Erich Focht
Introduction
py-veo is a Python module implementing the VEO API for Vector Engine Offloading, AKA veoffload. It allows the use of the VE from Python programs, even interactively and via IPython or Jupyter notebooks. VE “kernels” must be written in C, C++ or Fortran.
I wrote py-veo a year ago, presented it first at ISC 2018 but the project was quiet for the past half year. This post presents some recent changes and extensions of the API as well as the new option to build VE kernels from inside Python code.
Background
The NEC Aurora Tsubasa Vector Engine (VE) is a very high memory bandwidth vector processor with HBM2 memory in the form-factor of a PCIe card. Currently up to eight VE cards can be inserted into a vector host (VH) which is typically a x86_64 server.
The primary usage model of the VE is as a standalone computer which uses the VH for offloading its operating system functionality. Each VE card behaves like a separate computer with its own instance of operating system (VEOS), it runs native VE programs compiled for the vector CPU that are able to communicate with other VEs through MPI.
A second usage model of VEs lets native VE programs offload functionality to the VH with the help of the VHcall mechanisms. The VH is used by the VE as an accelerator for functions it is better suited for, like unvectorizable code.

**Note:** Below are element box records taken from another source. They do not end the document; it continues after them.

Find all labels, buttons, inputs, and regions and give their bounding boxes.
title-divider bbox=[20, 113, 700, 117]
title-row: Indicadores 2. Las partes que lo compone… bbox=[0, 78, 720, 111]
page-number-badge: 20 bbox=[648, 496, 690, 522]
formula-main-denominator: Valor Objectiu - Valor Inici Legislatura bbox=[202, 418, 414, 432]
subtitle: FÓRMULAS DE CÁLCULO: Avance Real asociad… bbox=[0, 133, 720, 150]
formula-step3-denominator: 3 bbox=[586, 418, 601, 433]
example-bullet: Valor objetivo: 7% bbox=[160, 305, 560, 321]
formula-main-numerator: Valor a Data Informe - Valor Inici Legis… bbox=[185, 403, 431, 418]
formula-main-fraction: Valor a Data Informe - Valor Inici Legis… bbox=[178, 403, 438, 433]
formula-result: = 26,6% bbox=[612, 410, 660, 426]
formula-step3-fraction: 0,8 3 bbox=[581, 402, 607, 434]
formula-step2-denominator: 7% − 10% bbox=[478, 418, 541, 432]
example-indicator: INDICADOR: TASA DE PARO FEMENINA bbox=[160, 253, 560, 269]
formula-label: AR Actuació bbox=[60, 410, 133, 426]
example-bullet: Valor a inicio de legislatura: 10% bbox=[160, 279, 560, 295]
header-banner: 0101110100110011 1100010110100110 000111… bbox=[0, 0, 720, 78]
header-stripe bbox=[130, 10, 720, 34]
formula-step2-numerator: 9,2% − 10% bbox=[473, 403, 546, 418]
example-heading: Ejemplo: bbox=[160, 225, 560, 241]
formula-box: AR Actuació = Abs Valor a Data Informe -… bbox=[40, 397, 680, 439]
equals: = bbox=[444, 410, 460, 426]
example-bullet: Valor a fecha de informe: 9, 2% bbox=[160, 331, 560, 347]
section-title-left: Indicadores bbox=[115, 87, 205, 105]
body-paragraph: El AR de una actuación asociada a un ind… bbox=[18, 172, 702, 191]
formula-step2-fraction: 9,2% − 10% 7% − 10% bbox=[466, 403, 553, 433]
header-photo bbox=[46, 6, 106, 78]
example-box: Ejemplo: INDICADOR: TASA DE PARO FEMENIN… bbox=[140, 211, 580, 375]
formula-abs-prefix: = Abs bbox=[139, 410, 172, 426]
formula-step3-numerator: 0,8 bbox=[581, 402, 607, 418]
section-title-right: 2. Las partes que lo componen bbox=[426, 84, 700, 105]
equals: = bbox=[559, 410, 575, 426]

The third usage model is the classical accelerator model with a main program compiled for the VH running high speed program kernels on the VE. A mechanism for this usage model is the VE Offloading (VEO) library provided by the veofload and veoffload-veorun RPMs.
Architecture
A VeoProc
object corresponds to one running instance of the veorun
VE program that controls one address space on a VE and enables its
user to offload VE kernels. Each VE the user wants to use should have
one VeoProc instance.
VeoLibrary
represents a loaded dynamically shared object inside a
VeoProc process. VE kernels can also be linked statically into the
veorun program, that is a special case of a VeoLibrary.
A VeoFunction
object represents a VE kernel (function) inside a
VeoLibrary. Functions need to be located inside a library by
invoking the VeoLibrary obect’s find_function() method, explicitly
or implicity, by accessing an attribute of the VeoLibrary that is
named like the expected function.
Memory buffers can be allocated inside the VeoProc, they are
represented by VEMemPtr
objects. These objects can be passed as
arguments to syncronous or asynchronous VE-VH memory copying
calls. Symbols inside VeoLibrary libraries loaded into the VeoProc
can also be represented as VEMemPtr objects.
Inside the VeoProc process one or more VeoCtxt
objects are the
actual worker threads on the VE. The number of contexts should be
limited to the number of cores of the VE. When using OpenMP VE
kernels, the number of contexts should be one for each VE. Contexts
have command and result queues which serialize requests sent to
them. Contexts share the memory of their VeoProc process.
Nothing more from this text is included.